The difference in the current values between the neural network calculation and the PDK simulation is due to the diodes used as selectors. The diode used in this study has a threshold voltage of 0.65 V, so, if the input voltage is similar to this, the threshold voltage of the diode will be affected. As it goes through the circuits of W1 and W2, the value of the output current for each matrix slightly deviates from the calculated value, and the difference is clearly revealed in the final output current. The blue and green lines in Figure 6b show “the current gap” when the input voltage is increased to 5 V and 10 V, respectively. It can be seen that the ratio of the current gap gradually decreases as the input voltage increases. In a computer calculation, the output current is (V-Vth)/R, but, in a PDK simulation, the voltage actually changes across the resistor after it passes the diode’s threshold voltage and undergoes feedback in the circuit.

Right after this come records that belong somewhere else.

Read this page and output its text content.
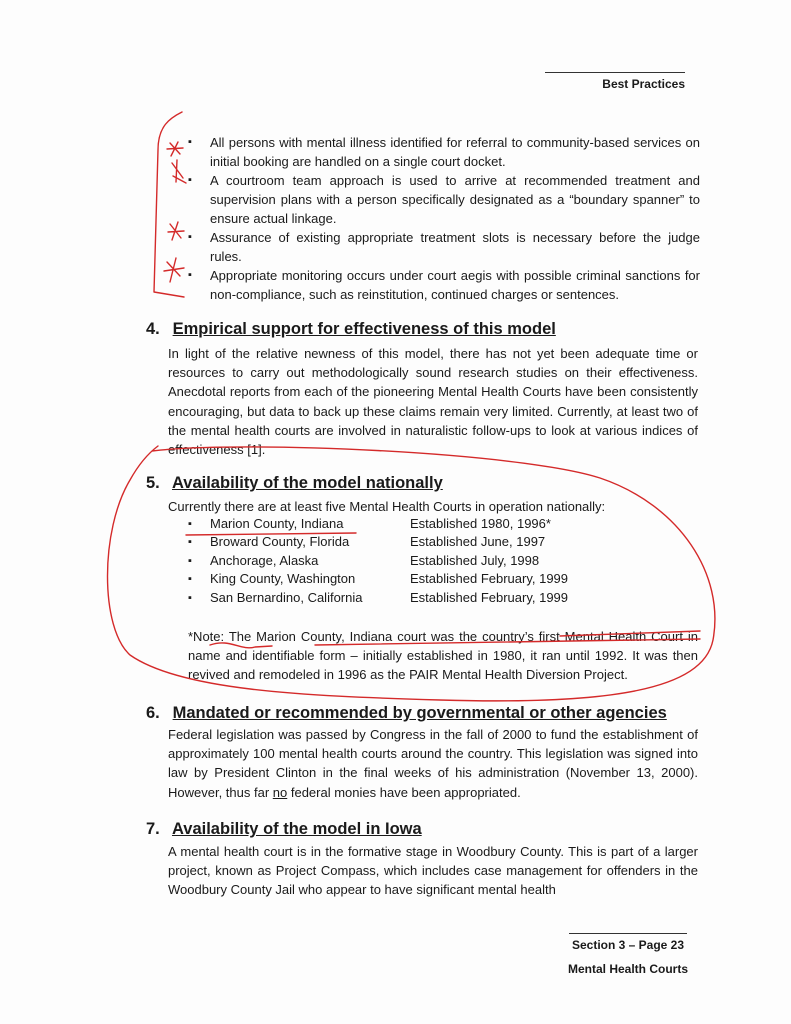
Best Practices
▪ All persons with mental illness identified for referral to community-based services on initial booking are handled on a single court docket.
▪ A courtroom team approach is used to arrive at recommended treatment and supervision plans with a person specifically designated as a “boundary spanner” to ensure actual linkage.
▪ Assurance of existing appropriate treatment slots is necessary before the judge rules.
▪ Appropriate monitoring occurs under court aegis with possible criminal sanctions for non-compliance, such as reinstitution, continued charges or sentences.
4. Empirical support for effectiveness of this model

In light of the relative newness of this model, there has not yet been adequate time or resources to carry out methodologically sound research studies on their effectiveness. Anecdotal reports from each of the pioneering Mental Health Courts have been consistently encouraging, but data to back up these claims remain very limited. Currently, at least two of the mental health courts are involved in naturalistic follow-ups to look at various indices of effectiveness [1].

5. Availability of the model nationally

Currently there are at least five Mental Health Courts in operation nationally:

▪ Marion County, Indiana	Established 1980, 1996*
▪ Broward County, Florida	Established June, 1997
▪ Anchorage, Alaska	Established July, 1998
▪ King County, Washington	Established February, 1999
▪ San Bernardino, California	Established February, 1999

*Note: The Marion County, Indiana court was the country’s first Mental Health Court in name and identifiable form – initially established in 1980, it ran until 1992. It was then revived and remodeled in 1996 as the PAIR Mental Health Diversion Project.

6. Mandated or recommended by governmental or other agencies

Federal legislation was passed by Congress in the fall of 2000 to fund the establishment of approximately 100 mental health courts around the country. This legislation was signed into law by President Clinton in the final weeks of his administration (November 13, 2000). However, thus far no federal monies have been appropriated.

7. Availability of the model in Iowa

A mental health court is in the formative stage in Woodbury County. This is part of a larger project, known as Project Compass, which includes case management for offenders in the Woodbury County Jail who appear to have significant mental health

Section 3 – Page 23
Mental Health Courts
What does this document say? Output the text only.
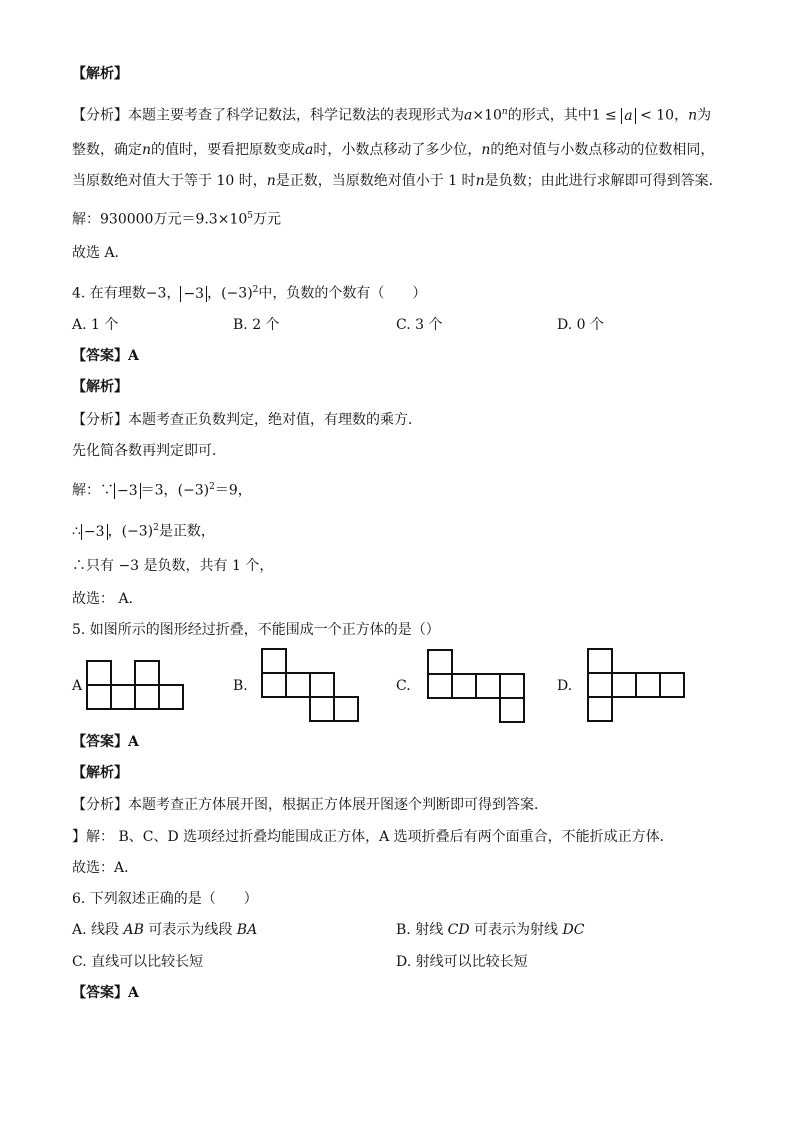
【解析】
【分析】本题主要考查了科学记数法，科学记数法的表现形式为$a\times 10^n$的形式，其中1 ≤ a < 10，n为
整数，确定n的值时，要看把原数变成a时，小数点移动了多少位，n的绝对值与小数点移动的位数相同，
当原数绝对值大于等于 10 时，n是正数，当原数绝对值小于 1 时n是负数；由此进行求解即可得到答案．
解：930000万元$=9.3\times 10^5$万元
故选 A．
4. 在有理数−3， −3 ，$(-3)^2$中，负数的个数有（　　）
A. 1 个	B. 2 个	C. 3 个	D. 0 个
【答案】A
【解析】
【分析】本题考查正负数判定，绝对值，有理数的乘方．
先化简各数再判定即可．
解：∵ −3 ＝3，$(-3)^2=9$，
∴ −3 ，$(-3)^2$是正数，
∴只有 −3 是负数，共有 1 个，
故选： A．
5. 如图所示的图形经过折叠，不能围成一个正方体的是（）
A	B.	C.	D.
【答案】A
【解析】
【分析】本题考查正方体展开图，根据正方体展开图逐个判断即可得到答案．
】解： B、C、D 选项经过折叠均能围成正方体，A 选项折叠后有两个面重合，不能折成正方体．
故选：A．
6. 下列叙述正确的是（　　）
A. 线段 AB 可表示为线段 BA	B. 射线 CD 可表示为射线 DC
C. 直线可以比较长短	D. 射线可以比较长短
【答案】A
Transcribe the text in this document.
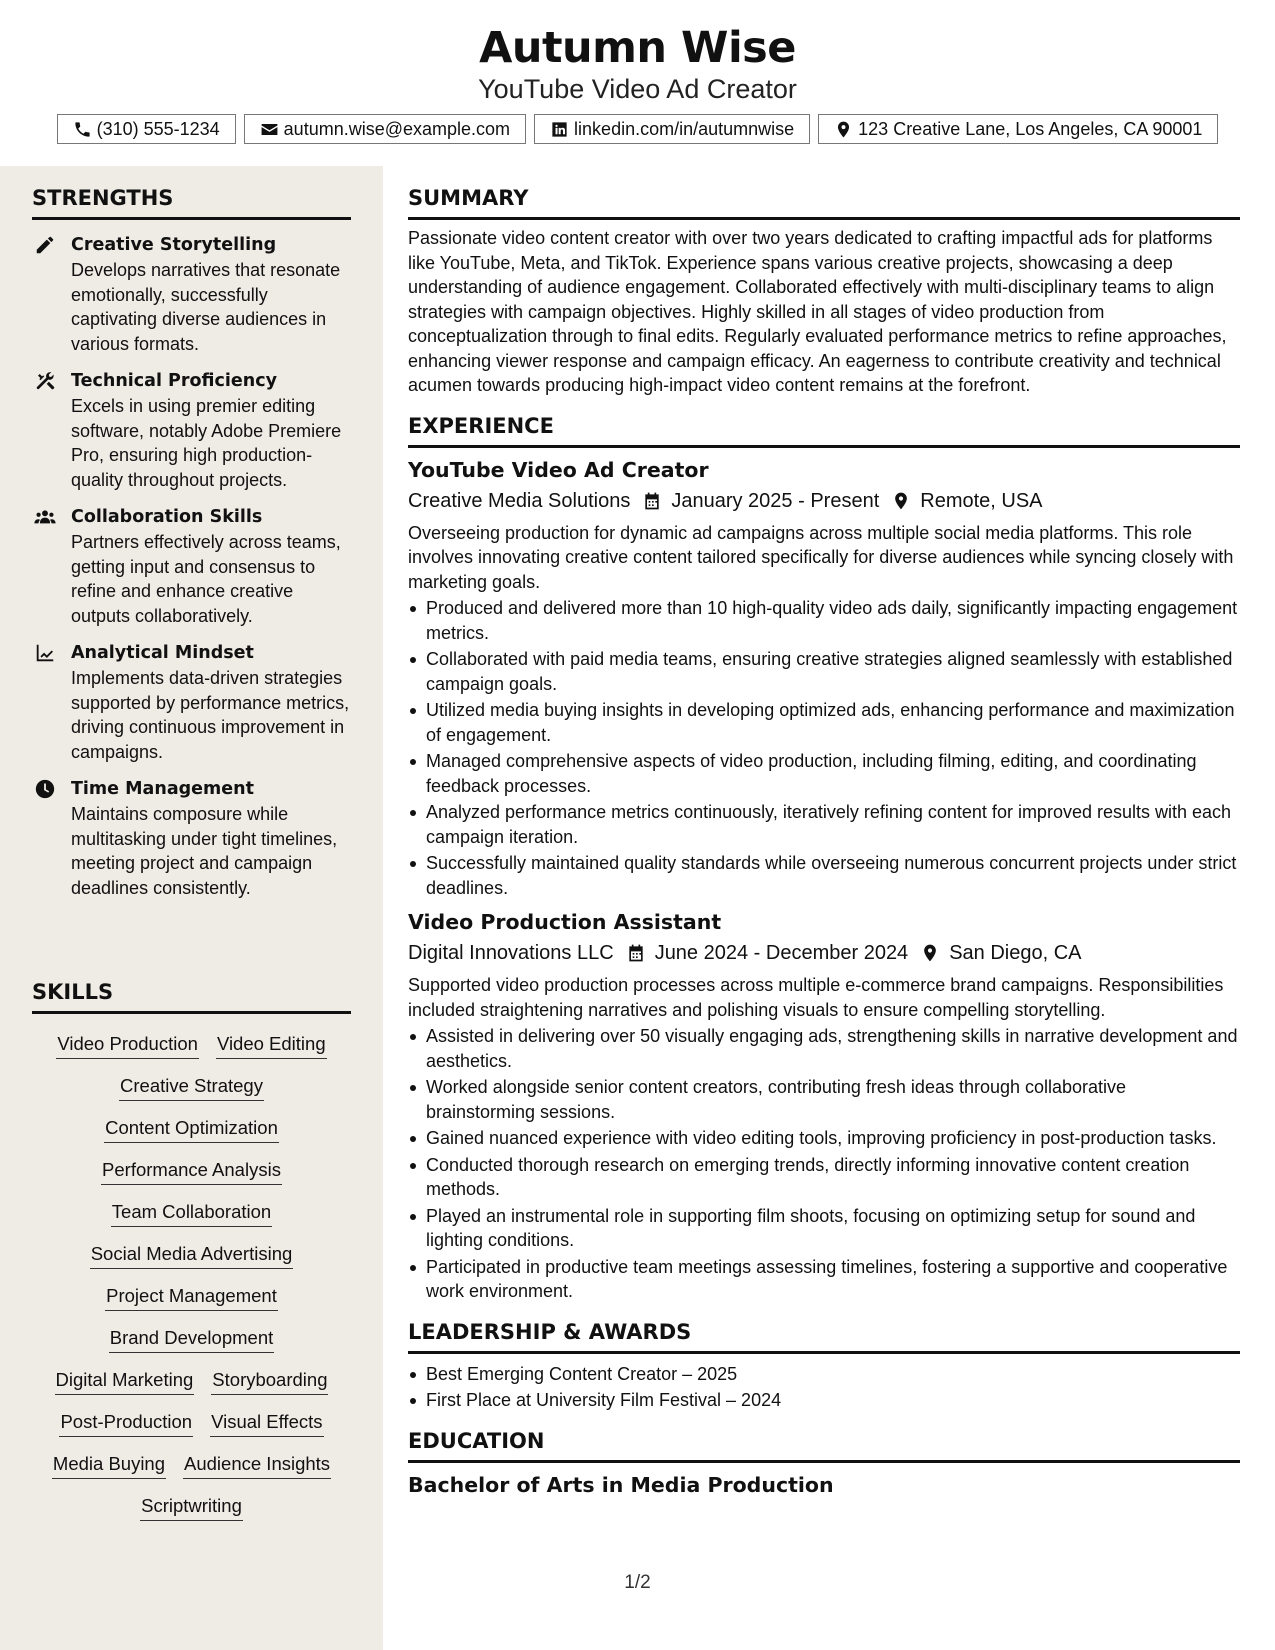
Autumn Wise
YouTube Video Ad Creator
(310) 555-1234	autumn.wise@example.com	linkedin.com/in/autumnwise	123 Creative Lane, Los Angeles, CA 90001
STRENGTHS
Creative Storytelling
Develops narratives that resonate emotionally, successfully captivating diverse audiences in various formats.
Technical Proficiency
Excels in using premier editing software, notably Adobe Premiere Pro, ensuring high production-quality throughout projects.
Collaboration Skills
Partners effectively across teams, getting input and consensus to refine and enhance creative outputs collaboratively.
Analytical Mindset
Implements data-driven strategies supported by performance metrics, driving continuous improvement in campaigns.
Time Management
Maintains composure while multitasking under tight timelines, meeting project and campaign deadlines consistently.
SKILLS
Video Production Video Editing
Creative Strategy
Content Optimization
Performance Analysis
Team Collaboration
Social Media Advertising
Project Management
Brand Development
Digital Marketing Storyboarding
Post-Production Visual Effects
Media Buying Audience Insights
Scriptwriting
SUMMARY
Passionate video content creator with over two years dedicated to crafting impactful ads for platforms like YouTube, Meta, and TikTok. Experience spans various creative projects, showcasing a deep understanding of audience engagement. Collaborated effectively with multi-disciplinary teams to align strategies with campaign objectives. Highly skilled in all stages of video production from conceptualization through to final edits. Regularly evaluated performance metrics to refine approaches, enhancing viewer response and campaign efficacy. An eagerness to contribute creativity and technical acumen towards producing high-impact video content remains at the forefront.
EXPERIENCE
YouTube Video Ad Creator
Creative Media Solutions January 2025 - Present Remote, USA
Overseeing production for dynamic ad campaigns across multiple social media platforms. This role involves innovating creative content tailored specifically for diverse audiences while syncing closely with marketing goals.
Produced and delivered more than 10 high-quality video ads daily, significantly impacting engagement metrics.
Collaborated with paid media teams, ensuring creative strategies aligned seamlessly with established campaign goals.
Utilized media buying insights in developing optimized ads, enhancing performance and maximization of engagement.
Managed comprehensive aspects of video production, including filming, editing, and coordinating feedback processes.
Analyzed performance metrics continuously, iteratively refining content for improved results with each campaign iteration.
Successfully maintained quality standards while overseeing numerous concurrent projects under strict deadlines.
Video Production Assistant
Digital Innovations LLC June 2024 - December 2024 San Diego, CA
Supported video production processes across multiple e-commerce brand campaigns. Responsibilities included straightening narratives and polishing visuals to ensure compelling storytelling.
Assisted in delivering over 50 visually engaging ads, strengthening skills in narrative development and aesthetics.
Worked alongside senior content creators, contributing fresh ideas through collaborative brainstorming sessions.
Gained nuanced experience with video editing tools, improving proficiency in post-production tasks.
Conducted thorough research on emerging trends, directly informing innovative content creation methods.
Played an instrumental role in supporting film shoots, focusing on optimizing setup for sound and lighting conditions.
Participated in productive team meetings assessing timelines, fostering a supportive and cooperative work environment.
LEADERSHIP & AWARDS
Best Emerging Content Creator – 2025
First Place at University Film Festival – 2024
EDUCATION
Bachelor of Arts in Media Production
1/2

Quantization of weights in neural network research refers to the process of reducing the precision of the weights in a neural network. In neural networks, weights are typically represented as floating-point numbers, which require a certain amount of memory and computational resources to store and process. In general, quantization aims to reduce the memory and computational requirements of a neural network by representing the weights with fewer bits. The application of quantization to simple inputs (a 5 × 5 or 7 × 7 matrix) in this study is aimed at reducing the computational requirements of the neural network’s memory and reducing the number of weights that need to be implemented by memristors as much as possible in the application of hardware-based systems, thus facilitating the implementation of device-based neural network systems (Figure 7). Quantizing weights is essential for deploying neural networks on resource-constrained devices such as mobile phones, IoT devices, and embedded systems. However, quantization can lead to model inaccuracy, which requires careful optimization and tuning to mitigate. To quantize the weights, we introduced the concept of weight range, which provides the possibility to adjust the number of levels that can be quantized. We evaluated the cognitive operation for relatively simple digit recognition using 5 × 5 (25 inputs) and 7 × 7 (49 inputs) inputs and found a 100% recognition rate, but further evaluation of the applicability of this system to large input data is needed. Also, quantization can lead to model inaccuracies, which require careful optimization and tuning to mitigate.

4. Conclusions

We investigated weight quantization within the context of neural network computation and device simulation. Weight quantization was applied to compare the recognition rates in a dual-layer neural network structure using simple numeric input signals consisting of 5 × 5 and 7 × 7 matrices. In particular, we introduced the concept of weight ranges to optimize the quantization efficiency, demonstrating its correlation with weight quantization and the ensuing recognition rates. It was shown that, by simplifying the weights while maintaining the accuracy above a certain value set during quantization, the number of numbers that need to be represented by weights can be reduced by more than 95% while maintaining a certain level of recognition rate. The device simulations were performed by applying the quantized weights to an array of two neural network layers, and it was shown that the number recognition rate can be stably secured even in actual device operation.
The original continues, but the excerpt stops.